Inhaltszusammenfassung:
Multicellularity is an advantageous ability of cyanobacteria to successfully inhabit diverse ecological niches. A recently detected structure in the septal peptidoglycan between adjacent cells in the filaments of heterozygous cyanobacteria became evident to be indispensable for differentiation and adaptation. This structure consists of numerous perforations in the central part of septal disks and is relevant for intercellular communication. This nanopore-array is the framework for septal junction proteins, which connect neighbouring cells in the filaments and enable cell-cell communication. N acetylmuramyl-L-alanine amidases, homologous to AmiC from E. coli, are involved in nanopore formation, but differ functionally and structurally from those in unicellular bacteria. While AmiC enables the release of daughter cells during cell division in unicellular bacteria, it drills the regularly formed nanopores into septal disks of multicellular cyanobacteria. An inhibitory α-helix, which is crucial for catalytic activation of AmiC in E. coli, is missing in AmiC from heterocyst-forming cyanobacteria. This indicates a novel regulation mechanism of AmiC in filamentous cyanobacteria.

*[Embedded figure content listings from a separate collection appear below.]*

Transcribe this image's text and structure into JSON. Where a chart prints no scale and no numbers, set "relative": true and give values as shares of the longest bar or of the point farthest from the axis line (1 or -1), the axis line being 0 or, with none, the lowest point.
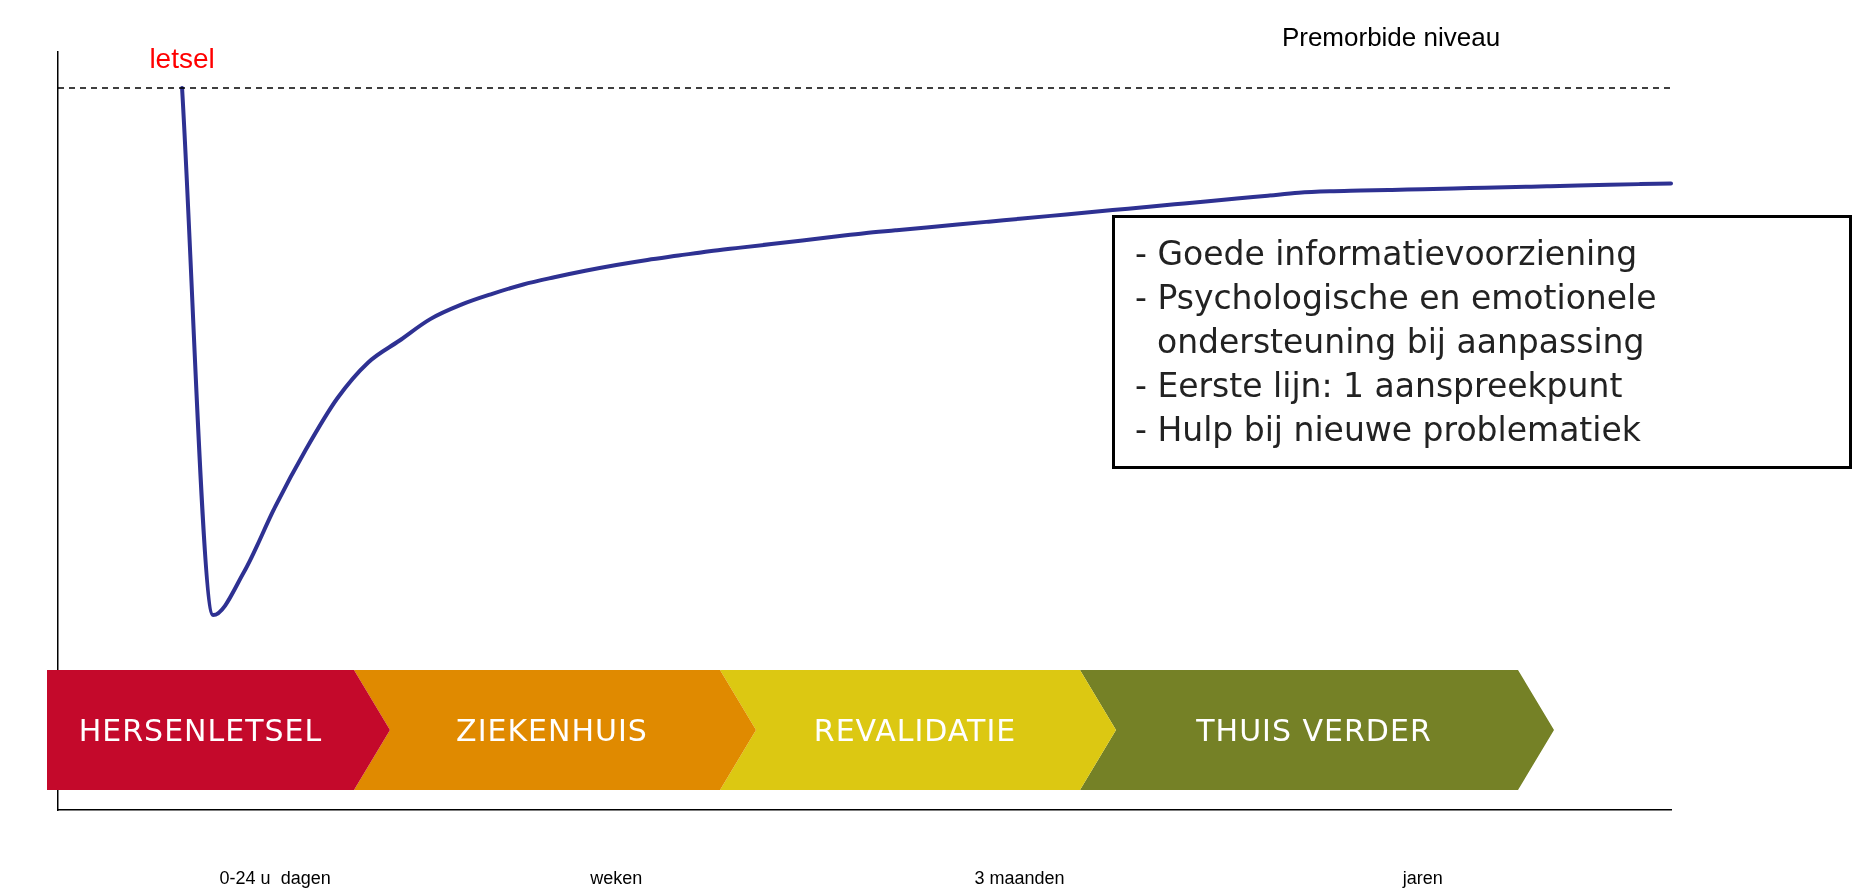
{
  "chart_data": {
    "type": "line",
    "relative": true,
    "tick_labels": "x",
    "grid": false,
    "legend": false,
    "marker": "none",
    "line_style": "solid",
    "categories": [
      null,
      null,
      null,
      null,
      null,
      null,
      null,
      "0-24 u  dagen",
      null,
      null,
      null,
      null,
      null,
      null,
      null,
      null,
      null,
      null,
      "weken",
      null,
      null,
      null,
      null,
      null,
      null,
      null,
      null,
      null,
      null,
      null,
      null,
      "3 maanden",
      null,
      null,
      null,
      null,
      null,
      null,
      null,
      null,
      null,
      null,
      null,
      null,
      "jaren",
      null,
      null,
      null,
      null,
      null,
      null,
      null,
      null
    ],
    "series": [
      {
        "color": "#2e3192",
        "values": [
          null,
          null,
          null,
          null,
          1,
          0.27,
          0.33,
          0.42,
          0.5,
          0.57,
          0.62,
          0.65,
          0.68,
          0.7,
          0.715,
          0.728,
          0.738,
          0.747,
          0.755,
          0.762,
          0.768,
          0.774,
          0.779,
          0.784,
          0.789,
          0.794,
          0.799,
          0.803,
          0.807,
          0.811,
          0.815,
          0.819,
          0.823,
          0.827,
          0.831,
          0.835,
          0.839,
          0.843,
          0.847,
          0.851,
          0.855,
          0.857,
          0.858,
          0.859,
          0.86,
          0.861,
          0.862,
          0.863,
          0.864,
          0.865,
          0.866,
          0.867,
          0.868
        ]
      }
    ],
    "ref_lines": [
      {
        "axis": "y",
        "value": 1,
        "label": "Premorbide niveau",
        "line_style": "dashed",
        "color": "#000000"
      }
    ],
    "annotations": [
      "letsel",
      "HERSENLETSEL",
      "ZIEKENHUIS",
      "REVALIDATIE",
      "THUIS VERDER",
      "- Goede informatievoorziening",
      "- Psychologische en emotionele ondersteuning bij aanpassing",
      "- Eerste lijn: 1 aanspreekpunt",
      "- Hulp bij nieuwe problematiek"
    ]
  }
}
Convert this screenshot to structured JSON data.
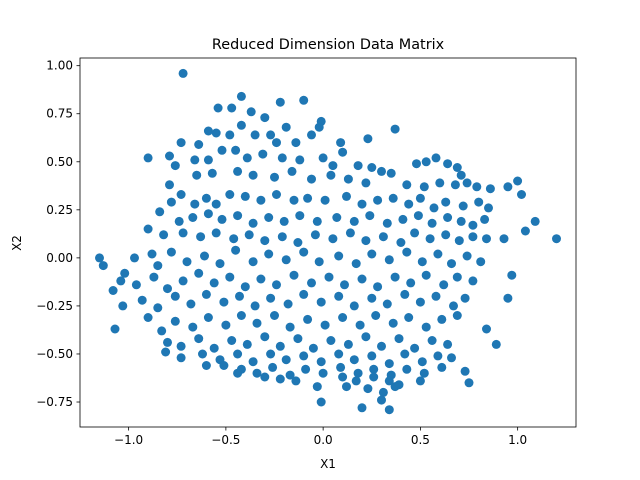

This work characterizes the interaction between the amidase AmiC2 from the multicellular cyanobacterium Nostoc punctiforme with its natural substrate, the peptidoglycan (PGN). Extensive analysis of the PGN amino acid composition, the muropeptide fragment pattern and the types of modification uncovered the complex PGN meshwork of Nostoc punctiforme with the aim to characterize the substrate of AmiC2. Interestingly, disruption of amiC2 altered the level of PGN- modifications with an effect e.g. on the abundancies of covalently bound polysaccharides on the PGN glycan strands. Furthermore, it was shown that the amidase AmiC2 was unable to hydrolyse purified wild-type cell walls but degraded the PGN derived from the amiC2 mutant, indicating that AmiC2 is sensitive to the level of PGN modifications. Amidase released peptides were identified as highly cross-linked muropeptide species by tandem mass spectrometry. Site-specific mutagenesis of AmiC2 key residues demonstrated the putative function of F564, L567 and E529 in the catalytic mechanism.